Melissa Gilbert on the importance of International Women’s Day
Saturday, March 8th marks the 103rd celebration of International Women’s Day. For women—and men—around the world this is a day to celebrate the progress towards gender equality.
In Latin America, International Women’s Day should bring reflections on both triumphs and failures in this arena. One major sign of progress that we can celebrate is the increase of women elected and appointed to key political positions, from Chile to Brazil.
The day is also an opportunity to highlight issues that inhibit women from reaching their own potential as well as the potential of their countries. Ranking high among these is gender-based violence (GBV), which is unfortunately prevalent throughout Latin America – stunting development and democracy in the region.
Gender-based violence has far reaching consequences, incurring economic costs and stymieing political development
The Inter-American Development Bank estimates that 69 percent of women have been abused physically by their partner and 47 percent have been a victim of at least one act of sexual violence in their lifetimes.
Women that have suffered abused, including sexual violence or isolation, are often unable to work or lose wages due to the psychological and physical impacts. Many of those who have suffered from GBV also have difficulty caring for themselves and their children. This means increased healthcare and education costs, which limit the economy’s potential.
By marginalizing swathes of the population from public life and political institutions, GBV also limits democracy building, good governance and the promotion and defense of human rights. At institutional level, violence reduces citizens’ confidence in government authorities and institutions.
And at the local and state level, violence against women keeps women from participating in the political process. Without their participation, legislation fails to take into account the views and rights of women, further alienating them from politics. The state loses further legitimacy when it fails at one of its fundamental duties: protecting the life and safety of all of its citizens.
Latin America’s high levels of impunity keep both men and women from reporting domestic violence abuses.
A recent study by the American Journal of Epidemiology found that just 40 percent of women worldwide experiencing GBV disclose their abuse to someone. But in Latin America and the Caribbean the situation is even worse: only 14 percent have reported their abuse to a formal source, thus both highlighting and perpetuating the lack of trust in the government and law enforcement mechanisms.
When GBV is discussed, we often think of the brutal femicides in Mexico and Guatemala, but we shouldn’t forget the role of domestic sexual abuse taking place behind closed doors, further complicating reporting.
South America has some of the highest levels of domestic sexual violence in the world. Bolivia has the highest rates of domestic violence in South America, according to UN Women data collected in 2011. Bolivia alone had more than 442,000 reports of gender-based violence between 2007 and 2011 and only 96 have been prosecuted, according to the Centro de Informacion y Desarollo de la Mujer.

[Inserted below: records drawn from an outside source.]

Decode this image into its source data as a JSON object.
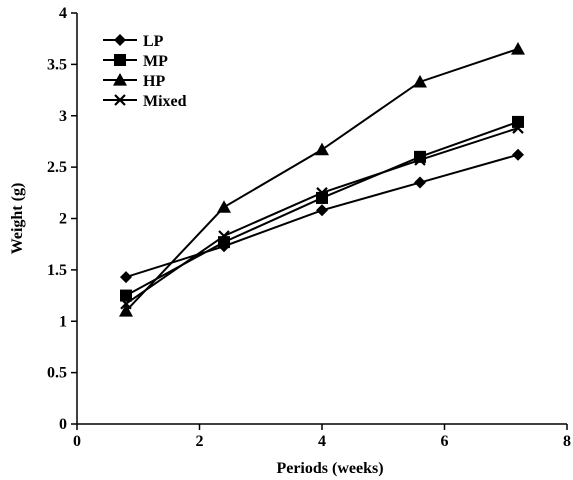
{
  "chart_data": {
    "type": "line",
    "title": "",
    "xlabel": "Periods (weeks)",
    "ylabel": "Weight (g)",
    "xlim": [
      0,
      8
    ],
    "ylim": [
      0,
      4
    ],
    "x_ticks": [
      "0",
      "2",
      "4",
      "6",
      "8"
    ],
    "y_ticks": [
      "0",
      "0.5",
      "1",
      "1.5",
      "2",
      "2.5",
      "3",
      "3.5",
      "4"
    ],
    "grid": false,
    "legend_position": "top-left",
    "x": [
      0.8,
      2.4,
      4.0,
      5.6,
      7.2
    ],
    "series": [
      {
        "name": "LP",
        "marker": "diamond",
        "values": [
          1.43,
          1.73,
          2.08,
          2.35,
          2.62
        ]
      },
      {
        "name": "MP",
        "marker": "square",
        "values": [
          1.25,
          1.77,
          2.2,
          2.6,
          2.94
        ]
      },
      {
        "name": "HP",
        "marker": "triangle",
        "values": [
          1.1,
          2.11,
          2.67,
          3.33,
          3.65
        ]
      },
      {
        "name": "Mixed",
        "marker": "x",
        "values": [
          1.17,
          1.83,
          2.25,
          2.57,
          2.88
        ]
      }
    ]
  }
}
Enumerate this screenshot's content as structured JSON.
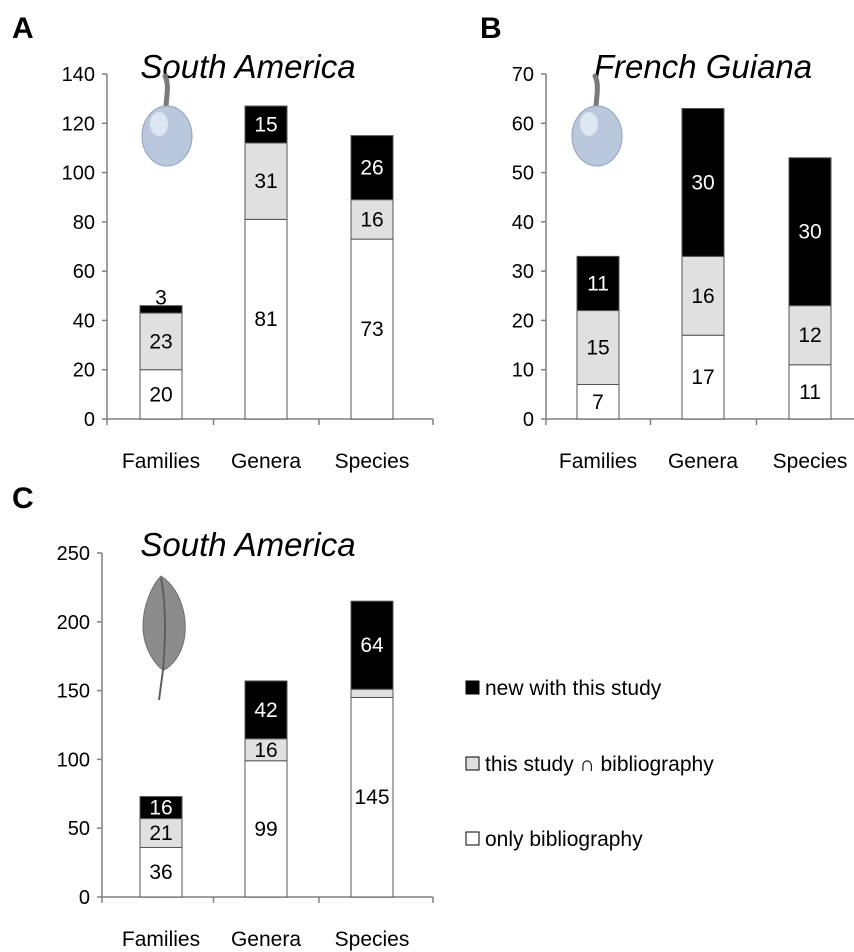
{
  "colors": {
    "new": "#000000",
    "overlap": "#e0e0e0",
    "bibliography": "#ffffff",
    "axis": "#808080",
    "bar_edge": "#555555"
  },
  "legend": {
    "items": [
      {
        "key": "new",
        "label": "new with this study"
      },
      {
        "key": "overlap",
        "label": "this study ∩ bibliography"
      },
      {
        "key": "bibliography",
        "label": "only bibliography"
      }
    ]
  },
  "icons": [
    "fruit-icon",
    "fruit-icon",
    "leaf-icon"
  ],
  "chart_data": [
    {
      "panel": "A",
      "title": "South America",
      "type": "bar",
      "stacked": true,
      "categories": [
        "Families",
        "Genera",
        "Species"
      ],
      "ylim": [
        0,
        140
      ],
      "yticks": [
        0,
        20,
        40,
        60,
        80,
        100,
        120,
        140
      ],
      "series": [
        {
          "key": "bibliography",
          "values": [
            20,
            81,
            73
          ]
        },
        {
          "key": "overlap",
          "values": [
            23,
            31,
            16
          ]
        },
        {
          "key": "new",
          "values": [
            3,
            15,
            26
          ]
        }
      ]
    },
    {
      "panel": "B",
      "title": "French Guiana",
      "type": "bar",
      "stacked": true,
      "categories": [
        "Families",
        "Genera",
        "Species"
      ],
      "ylim": [
        0,
        70
      ],
      "yticks": [
        0,
        10,
        20,
        30,
        40,
        50,
        60,
        70
      ],
      "series": [
        {
          "key": "bibliography",
          "values": [
            7,
            17,
            11
          ]
        },
        {
          "key": "overlap",
          "values": [
            15,
            16,
            12
          ]
        },
        {
          "key": "new",
          "values": [
            11,
            30,
            30
          ]
        }
      ]
    },
    {
      "panel": "C",
      "title": "South America",
      "type": "bar",
      "stacked": true,
      "categories": [
        "Families",
        "Genera",
        "Species"
      ],
      "ylim": [
        0,
        250
      ],
      "yticks": [
        0,
        50,
        100,
        150,
        200,
        250
      ],
      "series": [
        {
          "key": "bibliography",
          "values": [
            36,
            99,
            145
          ]
        },
        {
          "key": "overlap",
          "values": [
            21,
            16,
            6
          ]
        },
        {
          "key": "new",
          "values": [
            16,
            42,
            64
          ]
        }
      ]
    }
  ]
}
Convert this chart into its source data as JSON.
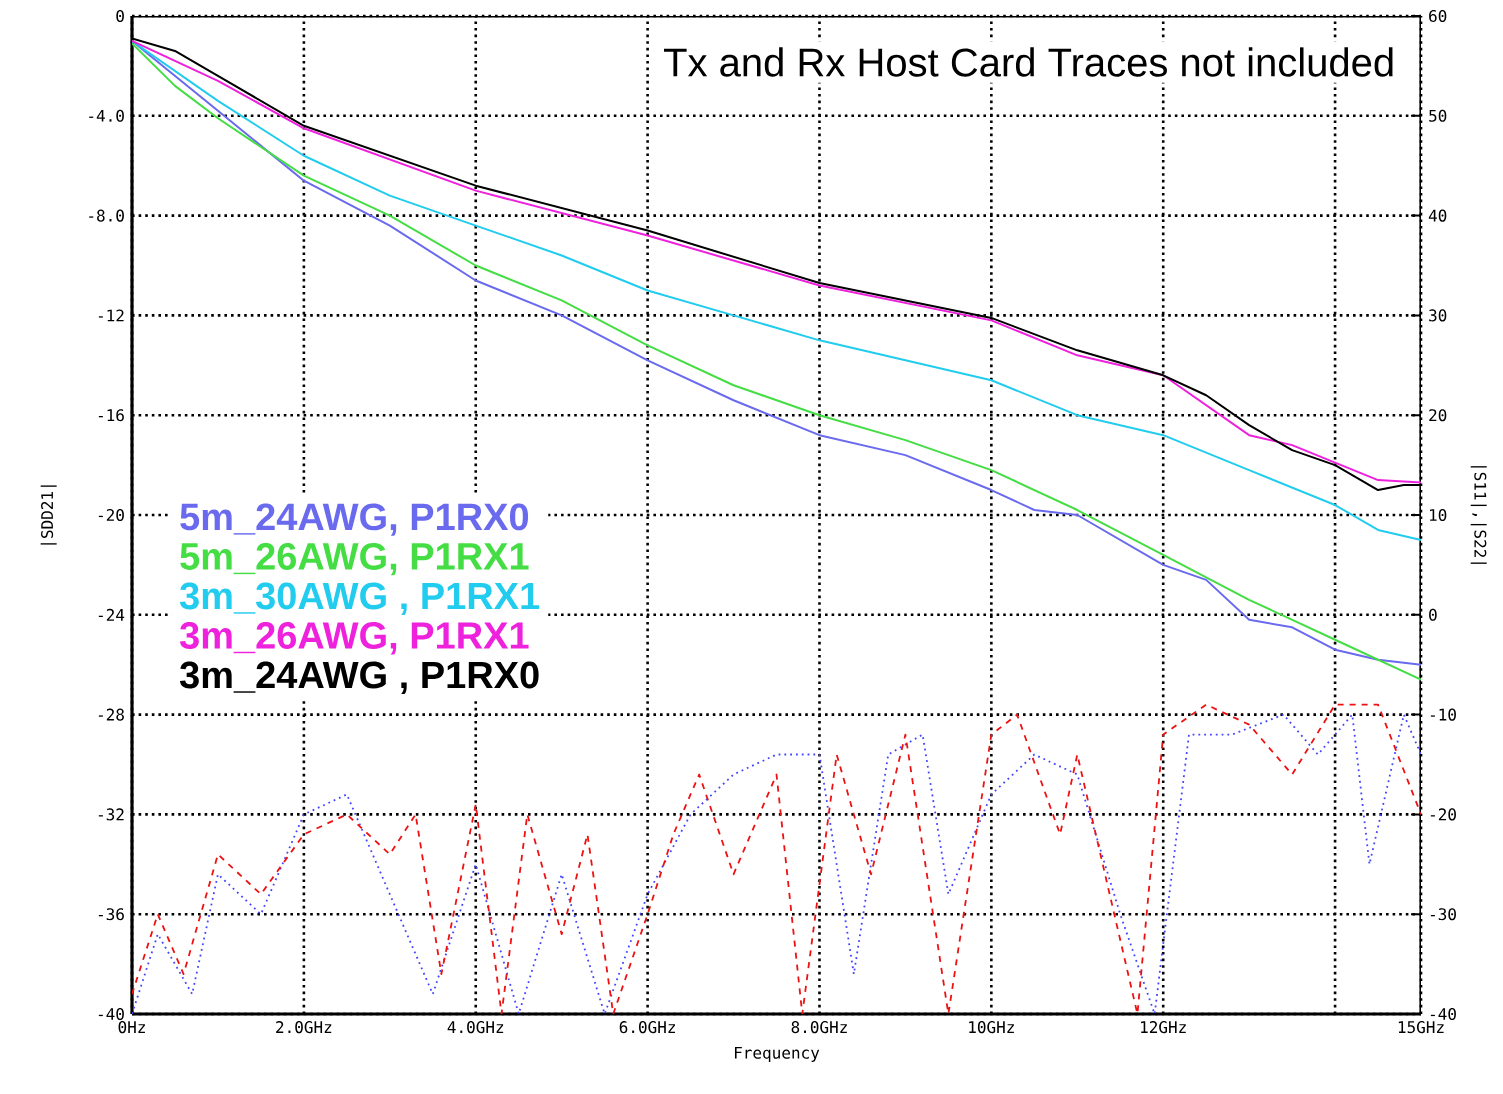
{
  "chart_data": {
    "type": "line",
    "annotations": [
      "Tx and Rx Host Card Traces not included"
    ],
    "xlabel": "Frequency",
    "ylabel": "|SDD21|",
    "y2label": "|S11|,|S22|",
    "xlim": [
      0,
      15
    ],
    "xticks": [
      {
        "value": 0,
        "label": "0Hz"
      },
      {
        "value": 2,
        "label": "2.0GHz"
      },
      {
        "value": 4,
        "label": "4.0GHz"
      },
      {
        "value": 6,
        "label": "6.0GHz"
      },
      {
        "value": 8,
        "label": "8.0GHz"
      },
      {
        "value": 10,
        "label": "10GHz"
      },
      {
        "value": 12,
        "label": "12GHz"
      },
      {
        "value": 14,
        "label": null
      },
      {
        "value": 15,
        "label": "15GHz"
      }
    ],
    "ylim": [
      -40,
      0
    ],
    "yticks": [
      0,
      {
        "value": -4,
        "label": "-4.0"
      },
      {
        "value": -8,
        "label": "-8.0"
      },
      -12,
      -16,
      -20,
      -24,
      -28,
      -32,
      -36,
      -40
    ],
    "y2lim": [
      -40,
      60
    ],
    "y2ticks": [
      60,
      50,
      40,
      30,
      20,
      10,
      0,
      -10,
      -20,
      -30,
      -40
    ],
    "grid": true,
    "legend": "left",
    "series": [
      {
        "name": "5m_24AWG, P1RX0",
        "color": "#6a6aee",
        "line_style": "solid",
        "x": [
          0,
          0.5,
          1,
          2,
          3,
          4,
          5,
          6,
          7,
          8,
          9,
          10,
          10.5,
          11,
          12,
          12.5,
          13,
          13.5,
          14,
          14.5,
          15
        ],
        "values": [
          -1.0,
          -2.4,
          -3.8,
          -6.6,
          -8.4,
          -10.6,
          -12.0,
          -13.8,
          -15.4,
          -16.8,
          -17.6,
          -19.0,
          -19.8,
          -20.0,
          -22.0,
          -22.6,
          -24.2,
          -24.5,
          -25.4,
          -25.8,
          -26.0
        ]
      },
      {
        "name": "5m_26AWG, P1RX1",
        "color": "#44dd44",
        "line_style": "solid",
        "x": [
          0,
          0.5,
          1,
          2,
          3,
          4,
          5,
          6,
          7,
          8,
          9,
          10,
          11,
          12,
          13,
          14,
          15
        ],
        "values": [
          -1.1,
          -2.8,
          -4.1,
          -6.4,
          -8.0,
          -10.0,
          -11.4,
          -13.2,
          -14.8,
          -16.0,
          -17.0,
          -18.2,
          -19.8,
          -21.6,
          -23.4,
          -25.0,
          -26.6
        ]
      },
      {
        "name": "3m_30AWG , P1RX1",
        "color": "#22ccee",
        "line_style": "solid",
        "x": [
          0,
          0.5,
          1,
          2,
          3,
          4,
          5,
          6,
          7,
          8,
          9,
          10,
          11,
          12,
          13,
          14,
          14.5,
          15
        ],
        "values": [
          -1.0,
          -2.2,
          -3.4,
          -5.6,
          -7.2,
          -8.4,
          -9.6,
          -11.0,
          -12.0,
          -13.0,
          -13.8,
          -14.6,
          -16.0,
          -16.8,
          -18.2,
          -19.6,
          -20.6,
          -21.0
        ]
      },
      {
        "name": "3m_26AWG, P1RX1",
        "color": "#ee22dd",
        "line_style": "solid",
        "x": [
          0,
          1,
          2,
          4,
          6,
          8,
          10,
          11,
          12,
          12.5,
          13,
          13.5,
          14,
          14.5,
          15
        ],
        "values": [
          -1.0,
          -2.6,
          -4.5,
          -7.0,
          -8.8,
          -10.8,
          -12.2,
          -13.6,
          -14.4,
          -15.6,
          -16.8,
          -17.2,
          -17.9,
          -18.6,
          -18.7
        ]
      },
      {
        "name": "3m_24AWG , P1RX0",
        "color": "#000000",
        "line_style": "solid",
        "x": [
          0,
          0.5,
          1,
          2,
          4,
          6,
          8,
          10,
          11,
          12,
          12.5,
          13,
          13.5,
          14,
          14.5,
          14.8,
          15
        ],
        "values": [
          -0.9,
          -1.4,
          -2.4,
          -4.4,
          -6.8,
          -8.6,
          -10.7,
          -12.1,
          -13.4,
          -14.4,
          -15.2,
          -16.4,
          -17.4,
          -18.0,
          -19.0,
          -18.8,
          -18.8
        ]
      },
      {
        "color": "#4444ff",
        "axis": "y2",
        "line_style": "dotted",
        "x": [
          0,
          0.3,
          0.7,
          1,
          1.5,
          2,
          2.5,
          3,
          3.5,
          4,
          4.5,
          5,
          5.5,
          6,
          6.5,
          7,
          7.5,
          8,
          8.4,
          8.8,
          9.2,
          9.5,
          10,
          10.5,
          11,
          11.5,
          11.9,
          12.3,
          12.8,
          13.4,
          13.8,
          14.2,
          14.4,
          14.8,
          15
        ],
        "values": [
          -40,
          -32,
          -38,
          -26,
          -30,
          -20,
          -18,
          -28,
          -38,
          -25,
          -40,
          -26,
          -40,
          -28,
          -20,
          -16,
          -14,
          -14,
          -36,
          -14,
          -12,
          -28,
          -18,
          -14,
          -16,
          -30,
          -40,
          -12,
          -12,
          -10,
          -14,
          -10,
          -25,
          -10,
          -14
        ]
      },
      {
        "color": "#ee1111",
        "axis": "y2",
        "line_style": "dashed",
        "x": [
          0,
          0.3,
          0.6,
          1,
          1.5,
          2,
          2.5,
          3,
          3.3,
          3.6,
          4,
          4.3,
          4.6,
          5,
          5.3,
          5.6,
          6,
          6.3,
          6.6,
          7,
          7.5,
          7.8,
          8.2,
          8.6,
          9,
          9.5,
          10,
          10.3,
          10.8,
          11,
          11.7,
          12,
          12.5,
          13,
          13.5,
          14,
          14.5,
          15
        ],
        "values": [
          -38,
          -30,
          -36,
          -24,
          -28,
          -22,
          -20,
          -24,
          -20,
          -36,
          -19,
          -40,
          -20,
          -32,
          -22,
          -40,
          -30,
          -22,
          -16,
          -26,
          -16,
          -40,
          -14,
          -26,
          -12,
          -40,
          -12,
          -10,
          -22,
          -14,
          -40,
          -12,
          -9,
          -11,
          -16,
          -9,
          -9,
          -20
        ]
      }
    ]
  }
}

In Colombia, women are victims of 95 percent of all cases of spousal violence, and half of these women are between 15 to 24 years old. Even more disturbing is the way gender based violence is carried out: Acid attacks are the new “rage” in domestic violence in Colombia.

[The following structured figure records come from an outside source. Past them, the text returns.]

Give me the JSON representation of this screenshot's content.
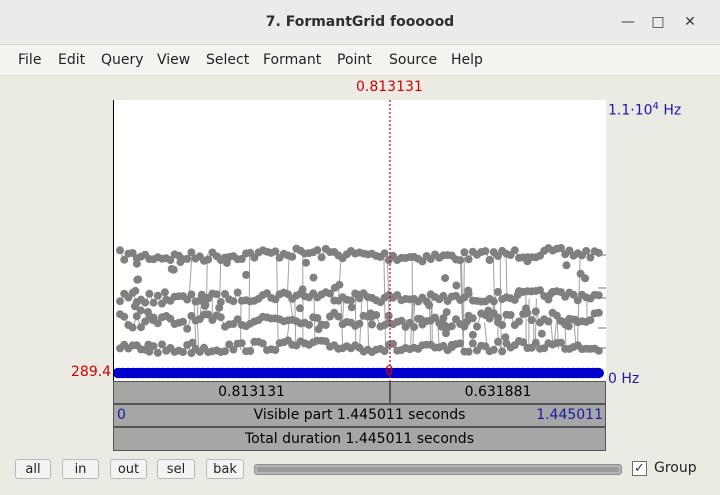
{
  "window": {
    "title": "7. FormantGrid foooood",
    "minimize_icon": "minimize-icon",
    "maximize_icon": "maximize-icon",
    "close_icon": "close-icon"
  },
  "menu": [
    "File",
    "Edit",
    "Query",
    "View",
    "Select",
    "Formant",
    "Point",
    "Source",
    "Help"
  ],
  "plot": {
    "cursor_time": "0.813131",
    "y_top_label": "1.1·10",
    "y_top_exp": "4",
    "y_top_unit": " Hz",
    "y_bottom_label": "0 Hz",
    "left_value": "289.4",
    "cursor_zero": "0",
    "colors": {
      "points": "#808080",
      "bandwidth": "#0000cc",
      "cursor": "#cc0000",
      "frame": "#000000"
    }
  },
  "bars": {
    "left_segment": "0.813131",
    "right_segment": "0.631881",
    "visible_start": "0",
    "visible_label": "Visible part 1.445011 seconds",
    "visible_end": "1.445011",
    "total_label": "Total duration 1.445011 seconds"
  },
  "bottom": {
    "buttons": [
      "all",
      "in",
      "out",
      "sel",
      "bak"
    ],
    "group_label": "Group",
    "group_checked": true
  }
}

Gender-based violence goes beyond abuse – according to a recent UNDP report on citizen security, two out of three women murdered in Central America are killed for gender-related reasons. More 13 of the 25 countries with very high femicide rates are in the LAC region and that number is increasing.
Guatemala is experiencing an epidemic of gender based violence and femicide that particularly affects young girls and older women. The country ranks third in the world for the murder of women, with two women killed on average every day. In Mexico, cases of femicide have seen a steady increase since the year 2007, which had recorded the lowest number of femicides since 1985, but by 2009 the number had already exceeded those recorded on 1985 by about 25 percent.
While the details are grim, the light at the end of the tunnel continues to shine brighter.
Within Latin America, governments are increasingly recognizing the negative social and economic effects of gender-based violence and are taking steps to address the problem.
For example, the Inter-American Convention on the Prevention, Punishment, and Eradication of Violence Against Women (Convention of Belém do Pará) affirms that every woman “has the right to be free from violence in the public and private spheres,” and has been ratified by 32 governments in the Americas.
The government of Costa Rica, for instance, has implemented a National Plan of Action regarding violence against women. In 2009, Guatemala hosted the Latin America launch of the UN campaign “Unite to End Violence Against Women,” with satellite activities in Venezuela, Colombia, Bolivia, Peru, and Ecuador. Even in Bolivia, efforts are being made with the recent introduction of a “Law to Protect Women” in Congress.
At the same time, while governments have recognized gender-based violence is an issue, solutions to the problems are not simple. Many laws are not enforced, allowing abusers to live with impunity and leaving the victims to live in fear. Gender based violence – physical, cultural, and political – is deeply embedded in many societal structures.
On International Women’s Day, like all other days, it is important to recognize that change will take the concerted, continued efforts of women, men, governments, and the broader international community.